There's two reasons stuff like this happens (and I believe Amtrak has done both).
"I want that $1,000 toy, but I can only pay $100 this month". So, your credit card company says "Great, works for me, pay us $100/month for 12 months and you've got yourself a deal." i.e. you may not have all the money up front, so you pay it a bit at a time.
Or, "I own this $1,000 toy, but I need $800 this month to buy some new toys. I'll sell it to you for $1,000, and then lease it back for $100/month for 12 months." So you still get the benefit of the first toy, but now you can afford the 2nd. And while this may seem silly, imagine if the 2nd toy starts earning you $120/month for the next 12 moths. You come out $240/head than if you didn't do anything.
There's also tax and accounting implications: buying something puts it in a capital expense, leasing an operating expense.
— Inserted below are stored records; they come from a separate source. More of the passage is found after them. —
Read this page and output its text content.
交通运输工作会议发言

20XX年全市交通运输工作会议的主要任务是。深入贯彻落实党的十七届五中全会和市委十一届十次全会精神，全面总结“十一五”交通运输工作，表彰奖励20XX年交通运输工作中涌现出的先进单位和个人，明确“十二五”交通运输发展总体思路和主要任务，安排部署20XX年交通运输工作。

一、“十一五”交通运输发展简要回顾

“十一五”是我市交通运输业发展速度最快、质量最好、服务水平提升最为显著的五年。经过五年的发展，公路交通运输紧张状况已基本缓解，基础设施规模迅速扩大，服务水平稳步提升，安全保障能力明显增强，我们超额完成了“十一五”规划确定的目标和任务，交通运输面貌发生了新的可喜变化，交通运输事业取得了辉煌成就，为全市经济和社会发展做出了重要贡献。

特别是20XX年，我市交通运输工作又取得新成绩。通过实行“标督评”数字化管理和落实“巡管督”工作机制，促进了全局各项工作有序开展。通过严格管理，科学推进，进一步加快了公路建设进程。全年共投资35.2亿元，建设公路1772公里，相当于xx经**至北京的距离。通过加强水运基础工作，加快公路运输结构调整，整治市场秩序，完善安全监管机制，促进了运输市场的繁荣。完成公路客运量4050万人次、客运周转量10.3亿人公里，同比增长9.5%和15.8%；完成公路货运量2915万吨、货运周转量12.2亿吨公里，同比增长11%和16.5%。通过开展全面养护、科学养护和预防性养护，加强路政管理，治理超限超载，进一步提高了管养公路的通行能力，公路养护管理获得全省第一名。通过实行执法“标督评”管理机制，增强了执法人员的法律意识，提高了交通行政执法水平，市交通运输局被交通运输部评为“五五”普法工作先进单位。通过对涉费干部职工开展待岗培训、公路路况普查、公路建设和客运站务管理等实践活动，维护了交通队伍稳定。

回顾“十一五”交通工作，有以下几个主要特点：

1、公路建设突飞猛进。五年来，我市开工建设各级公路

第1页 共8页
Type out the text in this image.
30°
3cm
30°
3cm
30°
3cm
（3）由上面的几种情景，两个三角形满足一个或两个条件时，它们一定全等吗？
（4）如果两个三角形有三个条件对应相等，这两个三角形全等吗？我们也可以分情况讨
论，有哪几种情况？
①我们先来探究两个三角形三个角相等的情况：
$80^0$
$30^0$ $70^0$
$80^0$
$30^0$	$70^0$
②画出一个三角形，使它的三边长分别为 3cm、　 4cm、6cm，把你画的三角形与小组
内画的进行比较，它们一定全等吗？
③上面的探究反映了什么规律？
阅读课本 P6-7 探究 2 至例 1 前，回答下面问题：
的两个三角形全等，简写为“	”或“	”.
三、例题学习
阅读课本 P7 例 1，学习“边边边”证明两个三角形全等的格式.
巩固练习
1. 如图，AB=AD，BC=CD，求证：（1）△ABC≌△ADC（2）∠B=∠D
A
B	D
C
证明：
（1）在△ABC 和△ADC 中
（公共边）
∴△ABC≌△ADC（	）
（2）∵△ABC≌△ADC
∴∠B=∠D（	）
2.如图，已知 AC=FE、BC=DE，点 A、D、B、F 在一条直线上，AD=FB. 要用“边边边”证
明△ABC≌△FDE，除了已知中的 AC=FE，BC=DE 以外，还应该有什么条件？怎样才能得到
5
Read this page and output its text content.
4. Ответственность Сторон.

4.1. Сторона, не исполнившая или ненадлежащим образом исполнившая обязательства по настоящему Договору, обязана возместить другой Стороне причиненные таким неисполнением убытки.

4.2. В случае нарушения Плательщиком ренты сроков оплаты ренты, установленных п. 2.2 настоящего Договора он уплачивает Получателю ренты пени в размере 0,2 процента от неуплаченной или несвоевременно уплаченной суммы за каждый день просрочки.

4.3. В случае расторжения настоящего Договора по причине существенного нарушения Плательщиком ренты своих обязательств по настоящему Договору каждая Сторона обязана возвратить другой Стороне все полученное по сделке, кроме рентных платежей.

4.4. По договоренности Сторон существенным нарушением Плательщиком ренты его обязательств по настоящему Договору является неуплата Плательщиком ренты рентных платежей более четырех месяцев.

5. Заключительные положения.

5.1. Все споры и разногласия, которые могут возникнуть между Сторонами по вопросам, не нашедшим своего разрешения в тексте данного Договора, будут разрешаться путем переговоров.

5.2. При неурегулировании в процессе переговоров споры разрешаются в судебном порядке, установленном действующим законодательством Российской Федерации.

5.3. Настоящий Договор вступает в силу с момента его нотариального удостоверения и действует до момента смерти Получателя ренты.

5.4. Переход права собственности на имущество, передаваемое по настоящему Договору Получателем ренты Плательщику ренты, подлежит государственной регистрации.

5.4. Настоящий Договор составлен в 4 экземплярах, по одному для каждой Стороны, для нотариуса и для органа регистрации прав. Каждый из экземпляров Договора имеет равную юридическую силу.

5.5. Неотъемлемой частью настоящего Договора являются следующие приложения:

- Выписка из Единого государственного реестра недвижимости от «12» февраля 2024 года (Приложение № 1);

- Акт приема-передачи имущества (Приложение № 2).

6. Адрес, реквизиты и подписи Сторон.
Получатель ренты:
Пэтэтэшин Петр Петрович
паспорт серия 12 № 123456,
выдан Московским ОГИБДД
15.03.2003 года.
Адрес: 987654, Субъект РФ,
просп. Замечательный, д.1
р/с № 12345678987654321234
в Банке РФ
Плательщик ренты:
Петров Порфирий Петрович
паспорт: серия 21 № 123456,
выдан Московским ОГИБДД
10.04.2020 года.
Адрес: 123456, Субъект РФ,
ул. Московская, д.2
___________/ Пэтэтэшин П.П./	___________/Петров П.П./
With a capital expense, you do get the benefit of being able to depreciate it, which can help your taxes. and I believe if you agree to sell it, you can take the depreciation all at once, which again helps your taxes.
Such arrangements are not uncommon, especially for large capital items that can suffer a lot of wear and tear. I believe a few major airlines lease much of their fleets for the same reason.
There's other benefits too, but I believe the above describes the biggest ones.